My general sense (from limited experiments) is that `min_count=1` can be especially damaging to `Doc2Vec` trainings, where you usually have only one text per document-tag (id). Those single-appearance words, in their single-appearance docs, either compete with the doc-vector as explainers of their contexts (in PV-DM mode, or PV-DBOW with skip-gram words), or have an oversized influence on the doc-vector – as the data suggests they are 100%-suggestive of the matching doc-vector (when real relationshisp are almost always more-subtl than that).
Further, while it's certainly possible to apply these algorithm to things other than true natural-language text, like XML, their performance could be very sensitive to the specifics of what's in the XML, and your tokenization choices. For example, does the XML contain real natural prose in its elements – or just more rigorously-formatted data? How are elements, attributes, & element-bodies each tokenized (if at all)? How many tokens are in one of your typical docs?
The more the XML is like natural-language, the more I'd expect `Word2Vec`-like techniques to do something useful. But if it's just dumps of database tables, with things like scalar data or selections from narrow controlled-voccabularies, it might not work well without lots of other tuning.
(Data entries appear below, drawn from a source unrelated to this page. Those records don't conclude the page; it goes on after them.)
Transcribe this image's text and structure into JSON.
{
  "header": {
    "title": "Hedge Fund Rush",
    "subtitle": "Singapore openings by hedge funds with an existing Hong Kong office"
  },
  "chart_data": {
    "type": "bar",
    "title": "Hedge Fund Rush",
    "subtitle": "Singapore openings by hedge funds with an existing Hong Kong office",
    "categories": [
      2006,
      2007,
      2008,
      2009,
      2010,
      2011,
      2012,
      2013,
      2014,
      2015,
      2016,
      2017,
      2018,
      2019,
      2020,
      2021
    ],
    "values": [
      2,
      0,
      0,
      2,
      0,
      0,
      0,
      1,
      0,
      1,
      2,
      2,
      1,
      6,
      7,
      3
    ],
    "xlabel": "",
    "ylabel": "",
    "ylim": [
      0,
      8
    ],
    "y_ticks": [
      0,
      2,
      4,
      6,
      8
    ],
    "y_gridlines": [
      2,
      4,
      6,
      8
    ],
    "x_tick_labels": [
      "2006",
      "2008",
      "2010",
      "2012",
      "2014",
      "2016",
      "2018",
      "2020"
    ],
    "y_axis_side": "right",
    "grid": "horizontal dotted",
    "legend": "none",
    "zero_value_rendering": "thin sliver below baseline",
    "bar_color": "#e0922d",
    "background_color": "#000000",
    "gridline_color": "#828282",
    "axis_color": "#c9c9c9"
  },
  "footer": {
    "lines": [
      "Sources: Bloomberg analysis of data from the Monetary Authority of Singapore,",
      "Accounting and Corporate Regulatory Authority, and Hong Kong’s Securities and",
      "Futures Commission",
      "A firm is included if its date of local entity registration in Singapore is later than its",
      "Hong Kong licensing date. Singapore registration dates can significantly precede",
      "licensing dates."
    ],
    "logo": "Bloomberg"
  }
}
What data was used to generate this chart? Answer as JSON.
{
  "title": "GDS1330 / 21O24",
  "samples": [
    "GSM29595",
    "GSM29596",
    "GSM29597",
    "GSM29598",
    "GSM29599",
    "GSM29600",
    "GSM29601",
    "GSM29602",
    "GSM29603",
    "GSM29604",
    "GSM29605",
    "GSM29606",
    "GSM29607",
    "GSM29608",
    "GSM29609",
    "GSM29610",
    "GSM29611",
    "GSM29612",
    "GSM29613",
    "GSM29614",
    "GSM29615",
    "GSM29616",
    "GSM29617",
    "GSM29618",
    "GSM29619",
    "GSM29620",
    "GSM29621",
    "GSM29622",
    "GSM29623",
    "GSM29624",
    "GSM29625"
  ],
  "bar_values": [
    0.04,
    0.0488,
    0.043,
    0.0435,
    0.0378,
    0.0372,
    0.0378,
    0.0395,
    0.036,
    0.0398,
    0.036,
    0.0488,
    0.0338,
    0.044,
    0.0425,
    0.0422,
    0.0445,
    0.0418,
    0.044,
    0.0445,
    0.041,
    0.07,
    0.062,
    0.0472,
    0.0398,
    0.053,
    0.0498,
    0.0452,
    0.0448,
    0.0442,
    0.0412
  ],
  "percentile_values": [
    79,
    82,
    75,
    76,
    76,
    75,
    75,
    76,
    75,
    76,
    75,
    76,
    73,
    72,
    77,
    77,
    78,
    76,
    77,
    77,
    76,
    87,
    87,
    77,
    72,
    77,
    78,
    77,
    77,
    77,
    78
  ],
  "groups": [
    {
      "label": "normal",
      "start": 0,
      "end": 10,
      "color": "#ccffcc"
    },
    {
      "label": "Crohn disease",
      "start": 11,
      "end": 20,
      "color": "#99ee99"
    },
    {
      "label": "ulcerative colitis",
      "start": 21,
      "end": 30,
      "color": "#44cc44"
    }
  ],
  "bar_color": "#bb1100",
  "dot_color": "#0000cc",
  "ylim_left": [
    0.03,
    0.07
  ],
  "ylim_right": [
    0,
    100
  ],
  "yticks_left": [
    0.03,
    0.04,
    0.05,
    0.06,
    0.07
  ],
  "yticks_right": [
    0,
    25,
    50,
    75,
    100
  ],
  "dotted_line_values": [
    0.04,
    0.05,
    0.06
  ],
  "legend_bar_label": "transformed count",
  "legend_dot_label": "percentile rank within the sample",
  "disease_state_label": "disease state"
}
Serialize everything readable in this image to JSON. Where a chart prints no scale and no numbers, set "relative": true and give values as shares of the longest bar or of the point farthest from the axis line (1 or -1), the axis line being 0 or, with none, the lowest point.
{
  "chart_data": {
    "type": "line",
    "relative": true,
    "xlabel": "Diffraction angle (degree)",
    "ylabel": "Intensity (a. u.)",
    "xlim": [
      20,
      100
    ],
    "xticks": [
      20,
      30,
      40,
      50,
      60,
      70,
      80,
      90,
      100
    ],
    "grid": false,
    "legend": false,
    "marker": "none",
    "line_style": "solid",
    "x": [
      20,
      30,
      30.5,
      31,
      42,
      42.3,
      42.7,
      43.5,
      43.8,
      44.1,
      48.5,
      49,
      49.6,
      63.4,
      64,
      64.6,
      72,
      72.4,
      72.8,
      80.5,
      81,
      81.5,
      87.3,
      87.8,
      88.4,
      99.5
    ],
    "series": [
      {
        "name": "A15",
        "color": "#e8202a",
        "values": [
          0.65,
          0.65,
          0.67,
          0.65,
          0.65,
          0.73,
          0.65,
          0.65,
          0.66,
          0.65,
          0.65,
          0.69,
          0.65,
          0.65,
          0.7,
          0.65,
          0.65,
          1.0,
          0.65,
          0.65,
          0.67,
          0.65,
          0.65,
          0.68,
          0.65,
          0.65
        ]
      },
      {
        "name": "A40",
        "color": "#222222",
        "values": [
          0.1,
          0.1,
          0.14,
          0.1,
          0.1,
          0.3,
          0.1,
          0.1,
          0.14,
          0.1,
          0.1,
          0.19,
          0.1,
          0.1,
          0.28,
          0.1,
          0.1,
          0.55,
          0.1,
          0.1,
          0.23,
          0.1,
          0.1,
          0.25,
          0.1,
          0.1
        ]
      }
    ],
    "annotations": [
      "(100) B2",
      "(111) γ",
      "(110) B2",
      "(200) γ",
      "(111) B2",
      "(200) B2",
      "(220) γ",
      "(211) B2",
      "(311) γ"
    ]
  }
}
I'm not sure what kind of testing you're implying here. What's the 'accuracy' you're evaluating? 0.92 accuracy doesn't seem too bad! And, without seeing your method of evaluation, there could be other problems, & potential improvements, in your approach. (There's not enough info here to conclude "underfitting", especially given the likely data-insufficiency issue.)
It's not clear what cross-validation would mean in this sort of scenario. If you're holding back 1 line (document) from each training, then what's the test, post-training, using that 1-held-back-line, that tells you if the model's succeeded or failed.
Also, `dm` is essentially a boolean value, `vector_size` an integer (usually best left as a multiple of 4 for a slight performance benefit), and `window` an integer (that has no meaning in `dm=0` PV-DBOW mode unless separate option `dbow_words=1` is toggled on). So any automated optimization process that reports floating-point values for these parameters is probably nonsense.